Nat pisze:Dla mnie oba Twoje myślniki oznaczają "dobrze".
Nie ma dużej konkurencji pośród Lancistów? I z tego powodu potencjalny nabywca miałby płakać? Sądzę, że nie sądzę.
Do boju Olku, przecież Ty też jesteś jednym z tych ostrzycieli zębów

Trzy mam kciuki.
W zeszłą sobotę, jadąc do Berlina, byliśmy (prawie) przejazdem u takiego handlarza z Krosna Odrzańskiego, obejrzeć Triumpha Spitfire na prośbę mojego kolegi.
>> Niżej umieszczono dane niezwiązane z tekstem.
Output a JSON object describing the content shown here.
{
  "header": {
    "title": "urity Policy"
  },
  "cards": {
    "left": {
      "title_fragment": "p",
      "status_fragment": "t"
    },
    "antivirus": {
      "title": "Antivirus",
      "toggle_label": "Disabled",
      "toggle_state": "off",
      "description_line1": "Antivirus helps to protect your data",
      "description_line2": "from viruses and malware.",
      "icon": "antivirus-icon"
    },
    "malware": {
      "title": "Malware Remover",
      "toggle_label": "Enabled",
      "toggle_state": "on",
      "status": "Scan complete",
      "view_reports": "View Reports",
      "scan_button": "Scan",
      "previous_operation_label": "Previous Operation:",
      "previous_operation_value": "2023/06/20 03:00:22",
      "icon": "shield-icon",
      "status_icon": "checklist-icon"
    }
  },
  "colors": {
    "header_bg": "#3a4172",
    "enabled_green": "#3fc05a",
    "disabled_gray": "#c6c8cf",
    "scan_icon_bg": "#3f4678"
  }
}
Na zdjęciach wyglądał całkiem ładnie, niemal "lalka i cukierek" a na miejscu okazał się być niezłym gruzem. Miał dwie zalety: jeździł i miał ładne drewno na desce rozdzielczej. To jednak nie było moim zdaniem warte 11 000 zł + opłaty.
Boję się, że z tą Lancią może być podobnie, tym chętniej więc spróbujemy zrobić wycieczkę szczególnie, że akurat będę miał nowe 208 do objeżdżenia
BTW, ten handlarz z Krosna Odrz. miał na placu też czerwoną Betę swojego kolegi, w stanie "gruzowym", którą kolega wycenia na "jedyne" 7500 zł

(nie ma jej na alledrogo) i żółtą Deltę II HF 5 drzwi, do której nawet nie chciałem podchodzić i pytać o cenę, bo patrząc na resztę oferty, mógłbym dostać ataku serca ze śmiechu
Jedynym ciekawym okazem było W114 Coupe z motorem 280 i automatem. Też do renowacji ale cena rozsądna.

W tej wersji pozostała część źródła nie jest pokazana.